“Ah went. Ah thought if Ca’line went, too, it might make an odd number. Ah told Mr. Anson that an old friend of the family had met with an accident and that you and Ca’line had gone to him.”
“That was nice of you!” said Nick, gratefully. “Then it’s all right, is it?”
“As far as Mr. Anson goes. But Ah do think.... Boy, you don’t know how you worry me.”
He looked at her, with quite his old smile.
“No!” he said. “I will not tell you! Not yet!”
II
It was the first time in years that he had stopped away from his office. But he was too sternly intent upon his new purpose to be able to think of anything else. He sat in his study, smoking a cigar, until it seemed to him a reasonable hour, and then set out.
He was very nervous; more so than he realised. And his descent into that old neighbourhood revived a hundred memories to oppress him. He fancied he saw her ghost, its arms full of bundles, running through Fourth Street....
“The best of her life wasted!” he said to himself, over and over. It gave him courage.

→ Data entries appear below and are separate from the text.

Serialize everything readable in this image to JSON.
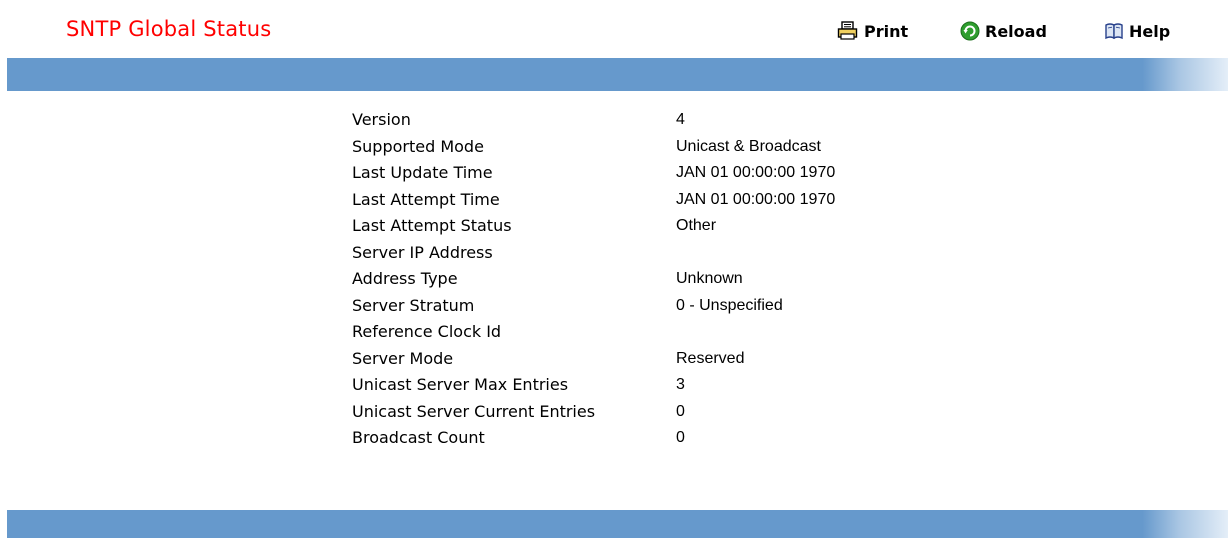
{
  "header": {
    "title": "SNTP Global Status",
    "print_label": "Print",
    "reload_label": "Reload",
    "help_label": "Help"
  },
  "icons": {
    "print": "printer-icon",
    "reload": "reload-icon",
    "help": "help-book-icon"
  },
  "colors": {
    "title": "#ff0000",
    "bar": "#6699cc",
    "reload_icon": "#2e9e2e"
  },
  "status": {
    "rows": [
      {
        "label": "Version",
        "value": "4"
      },
      {
        "label": "Supported Mode",
        "value": "Unicast & Broadcast"
      },
      {
        "label": "Last Update Time",
        "value": "JAN 01 00:00:00 1970"
      },
      {
        "label": "Last Attempt Time",
        "value": "JAN 01 00:00:00 1970"
      },
      {
        "label": "Last Attempt Status",
        "value": "Other"
      },
      {
        "label": "Server IP Address",
        "value": ""
      },
      {
        "label": "Address Type",
        "value": "Unknown"
      },
      {
        "label": "Server Stratum",
        "value": "0 - Unspecified"
      },
      {
        "label": "Reference Clock Id",
        "value": ""
      },
      {
        "label": "Server Mode",
        "value": "Reserved"
      },
      {
        "label": "Unicast Server Max Entries",
        "value": "3"
      },
      {
        "label": "Unicast Server Current Entries",
        "value": "0"
      },
      {
        "label": "Broadcast Count",
        "value": "0"
      }
    ]
  }
}
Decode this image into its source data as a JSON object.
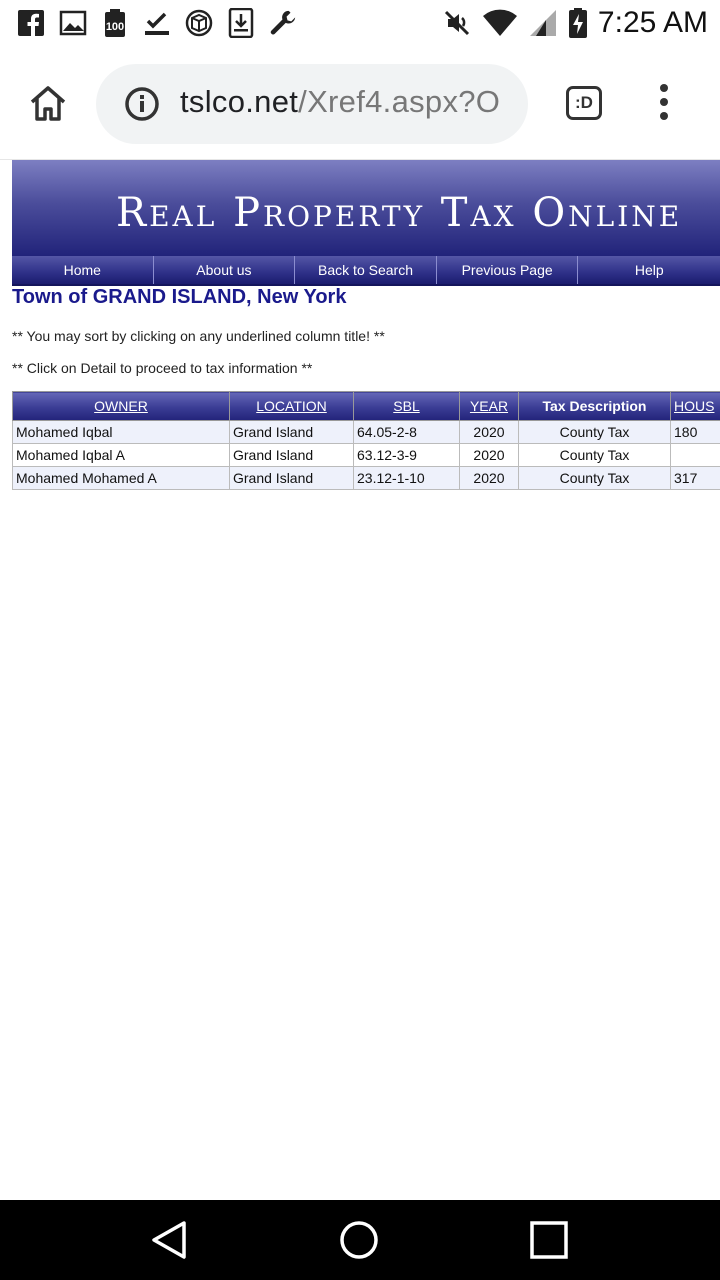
{
  "status_bar": {
    "time": "7:25 AM",
    "notification_icons": [
      "facebook-icon",
      "image-icon",
      "battery-100-icon",
      "check-download-icon",
      "3d-box-icon",
      "download-icon",
      "wrench-icon"
    ],
    "system_icons": [
      "mute-icon",
      "wifi-icon",
      "signal-icon",
      "battery-charging-icon"
    ]
  },
  "browser": {
    "url_host": "tslco.net",
    "url_path": "/Xref4.aspx?O",
    "tab_label": ":D"
  },
  "page": {
    "banner_title": "Real Property Tax Online",
    "nav": [
      "Home",
      "About us",
      "Back to Search",
      "Previous Page",
      "Help"
    ],
    "town_heading": "Town of GRAND ISLAND, New York",
    "note_sort": "** You may sort by clicking on any underlined column title! **",
    "note_detail": "** Click on Detail to proceed to tax information **",
    "table": {
      "headers": [
        "OWNER",
        "LOCATION",
        "SBL",
        "YEAR",
        "Tax Description",
        "HOUS"
      ],
      "rows": [
        [
          "Mohamed Iqbal",
          "Grand Island",
          "64.05-2-8",
          "2020",
          "County Tax",
          "180"
        ],
        [
          "Mohamed Iqbal A",
          "Grand Island",
          "63.12-3-9",
          "2020",
          "County Tax",
          ""
        ],
        [
          "Mohamed Mohamed A",
          "Grand Island",
          "23.12-1-10",
          "2020",
          "County Tax",
          "317"
        ]
      ]
    }
  },
  "colors": {
    "banner_top": "#7d7fc2",
    "banner_bottom": "#21237a",
    "heading": "#1a1a8c",
    "row_tint": "#eef1fb"
  }
}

He needed courage, too. He was very much afraid of Lawrence; not, of course, in a physical sense, but because Lawrence had any number of mysterious advantages. Lawrence was blind and helpless, Lawrence was Rosaleen’s lawful husband, Lawrence was infinitely more sophisticated and subtle than himself.... A formidable adversary. He made no plan of what he should say; with such a person it was not possible, for you couldn’t know in what humour you would catch him. He resolved simply to keep his temper and to flinch at nothing.